Ally’s character is the perfect example of the type of person drawn to the self-imposed impossible task. Brought up by an emotionally cold mother, full of self-denial and hard work on behalf of the poor but with no love left over for her daughters, and by a father who’s absented himself from family life by absorption in his art, and still grieving her sister’s death ten years before, the concept of good enough is a complete unknown. At a time when it’s “not primarily medical care that is lacking but the most basic elements of public health” (p142) and in an area in which needs are infinite, she can’t easily find satisfaction in a job well done. As a child, her anxieties were met with cruelty (p158) (WARNING: you might want to skip this bit if you’re feeling fragile):
Words and a candle flame offered on her tenth birthday. Show me how you can bear pain, Aletha. Show me how you can choose to endure.
Lying hands at her sides with her skirts lifted for Mamma and Dr Henry to apply blisters. The best cure for weak nerves, Aletha. Pray refrain from that hysterical gasping.

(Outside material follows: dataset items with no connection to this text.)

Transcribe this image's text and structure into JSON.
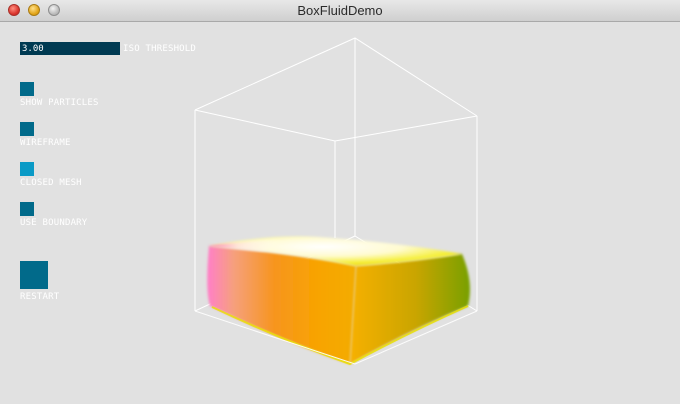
{
  "window": {
    "title": "BoxFluidDemo"
  },
  "controls": {
    "iso_slider": {
      "value": "3.00",
      "label": "ISO THRESHOLD"
    },
    "show_particles": {
      "label": "SHOW PARTICLES",
      "checked": false
    },
    "wireframe": {
      "label": "WIREFRAME",
      "checked": false
    },
    "closed_mesh": {
      "label": "CLOSED MESH",
      "checked": true
    },
    "use_boundary": {
      "label": "USE BOUNDARY",
      "checked": false
    },
    "restart": {
      "label": "RESTART"
    }
  },
  "colors": {
    "background": "#e1e1e1",
    "control_fill": "#016a8a",
    "control_active": "#0a9ac6",
    "slider_bg": "#003a52",
    "wireframe": "#ffffff"
  }
}
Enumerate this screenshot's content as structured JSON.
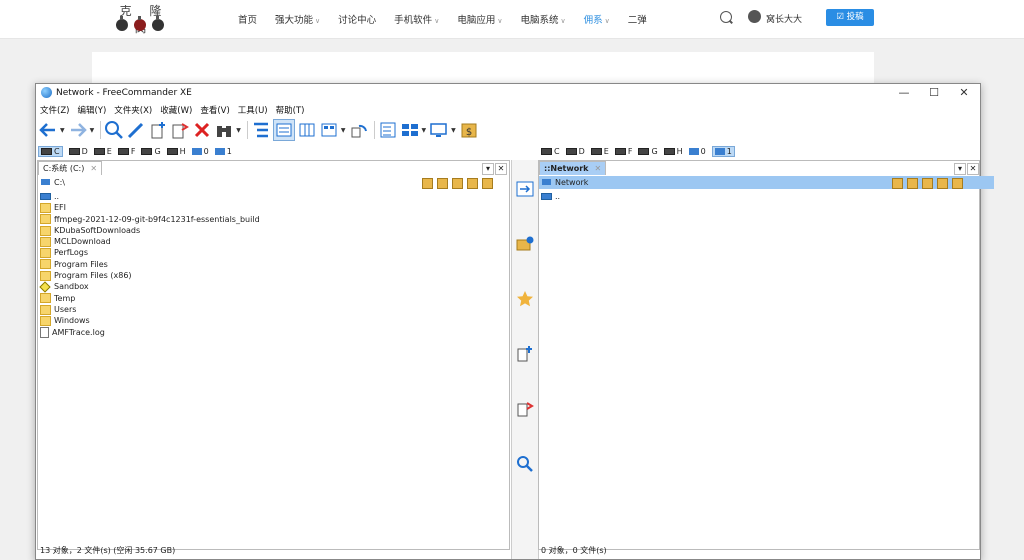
{
  "site": {
    "logo_text": "克 隆 窝",
    "nav": [
      {
        "label": "首页",
        "dropdown": false,
        "active": false
      },
      {
        "label": "强大功能",
        "dropdown": true,
        "active": false
      },
      {
        "label": "讨论中心",
        "dropdown": false,
        "active": false
      },
      {
        "label": "手机软件",
        "dropdown": true,
        "active": false
      },
      {
        "label": "电脑应用",
        "dropdown": true,
        "active": false
      },
      {
        "label": "电脑系统",
        "dropdown": true,
        "active": false
      },
      {
        "label": "佣系",
        "dropdown": true,
        "active": true
      },
      {
        "label": "二弹",
        "dropdown": false,
        "active": false
      }
    ],
    "user_name": "窝长大大",
    "submit_label": "☑ 投稿",
    "accent": "#2a8de4"
  },
  "window": {
    "title": "Network - FreeCommander XE",
    "minimize": "—",
    "maximize": "☐",
    "close": "✕"
  },
  "menu": [
    "文件(Z)",
    "编辑(Y)",
    "文件夹(X)",
    "收藏(W)",
    "查看(V)",
    "工具(U)",
    "帮助(T)"
  ],
  "drives_left": [
    {
      "label": "C",
      "selected": true
    },
    {
      "label": "D"
    },
    {
      "label": "E"
    },
    {
      "label": "F"
    },
    {
      "label": "G"
    },
    {
      "label": "H"
    }
  ],
  "drives_right": [
    {
      "label": "C"
    },
    {
      "label": "D"
    },
    {
      "label": "E"
    },
    {
      "label": "F"
    },
    {
      "label": "G"
    },
    {
      "label": "H"
    }
  ],
  "drive_extra": {
    "zero": "0",
    "one": "1"
  },
  "left_pane": {
    "tab_label": "C:系统 (C:)",
    "path": "C:\\",
    "files": [
      {
        "name": "..",
        "type": "up"
      },
      {
        "name": "EFI",
        "type": "folder"
      },
      {
        "name": "ffmpeg-2021-12-09-git-b9f4c1231f-essentials_build",
        "type": "folder"
      },
      {
        "name": "KDubaSoftDownloads",
        "type": "folder"
      },
      {
        "name": "MCLDownload",
        "type": "folder"
      },
      {
        "name": "PerfLogs",
        "type": "folder"
      },
      {
        "name": "Program Files",
        "type": "folder"
      },
      {
        "name": "Program Files (x86)",
        "type": "folder"
      },
      {
        "name": "Sandbox",
        "type": "sandbox"
      },
      {
        "name": "Temp",
        "type": "folder"
      },
      {
        "name": "Users",
        "type": "folder"
      },
      {
        "name": "Windows",
        "type": "folder"
      },
      {
        "name": "AMFTrace.log",
        "type": "file"
      }
    ],
    "status": "13 对象，2 文件(s)  (空闲 35.67 GB)"
  },
  "right_pane": {
    "tab_label": "::Network",
    "path": "Network",
    "files": [
      {
        "name": "..",
        "type": "up"
      }
    ],
    "status": "0 对象，0 文件(s)"
  }
}
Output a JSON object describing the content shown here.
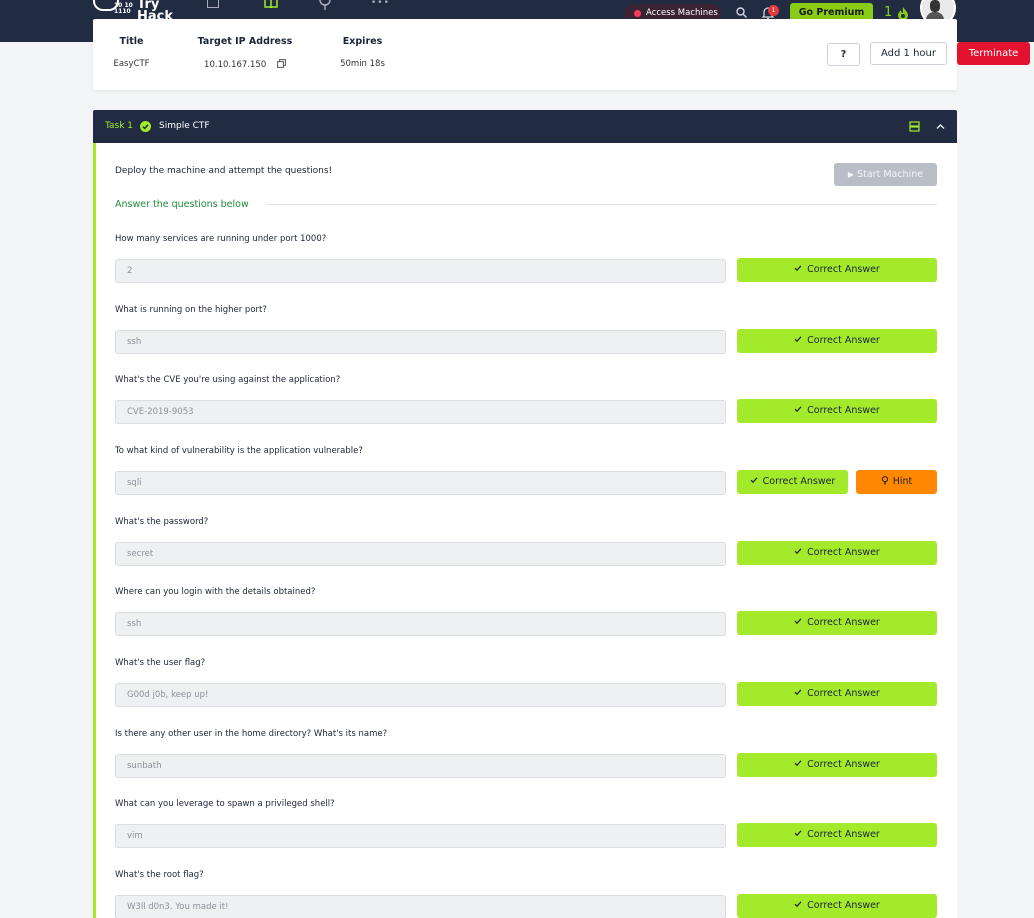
{
  "topnav": {
    "brand": "Try Hack",
    "brand_nums": "10 10\n1110",
    "access_label": "Access Machines",
    "notif_count": "1",
    "premium_label": "Go Premium",
    "streak": "1",
    "colors": {
      "bg": "#212c42",
      "accent": "#88cc14",
      "alert": "#ff3a55"
    },
    "icons": [
      "tryhackme-logo-icon",
      "document-icon",
      "book-icon",
      "podcast-icon",
      "more-dots-icon",
      "search-icon",
      "bell-icon",
      "fire-icon",
      "avatar"
    ]
  },
  "machine": {
    "title_head": "Title",
    "title_val": "EasyCTF",
    "ip_head": "Target IP Address",
    "ip_val": "10.10.167.150",
    "expires_head": "Expires",
    "expires_val": "50min 18s",
    "help_label": "?",
    "add_label": "Add 1 hour",
    "terminate_label": "Terminate",
    "terminate_color": "#e3122f"
  },
  "task": {
    "label": "Task 1",
    "title": "Simple CTF",
    "intro": "Deploy the machine and attempt the questions!",
    "start_label": "Start Machine",
    "answers_head": "Answer the questions below",
    "correct_label": "Correct Answer",
    "hint_label": "Hint",
    "colors": {
      "correct": "#a3ea2a",
      "hint": "#ff8800"
    },
    "questions": [
      {
        "q": "How many services are running under port 1000?",
        "a": "2"
      },
      {
        "q": "What is running on the higher port?",
        "a": "ssh"
      },
      {
        "q": "What's the CVE you're using against the application?",
        "a": "CVE-2019-9053"
      },
      {
        "q": "To what kind of vulnerability is the application vulnerable?",
        "a": "sqli"
      },
      {
        "q": "What's the password?",
        "a": "secret"
      },
      {
        "q": "Where can you login with the details obtained?",
        "a": "ssh"
      },
      {
        "q": "What's the user flag?",
        "a": "G00d j0b, keep up!"
      },
      {
        "q": "Is there any other user in the home directory? What's its name?",
        "a": "sunbath"
      },
      {
        "q": "What can you leverage to spawn a privileged shell?",
        "a": "vim"
      },
      {
        "q": "What's the root flag?",
        "a": "W3ll d0n3. You made it!"
      }
    ]
  }
}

so it’s understandable that, having made the mistake of returning to the place of torment, she not only blames herself for not coping, but causes herself further harm. That fear of a mother that complicates the process of leaving home to become oneself is the subject of my short story "Had to Be You".
Along with Playthings, another historical novel on the asylum, Signs for Lost Children well deserved its place on the Wellcome book prize shortlist. Thanks to Granta books for my review copy.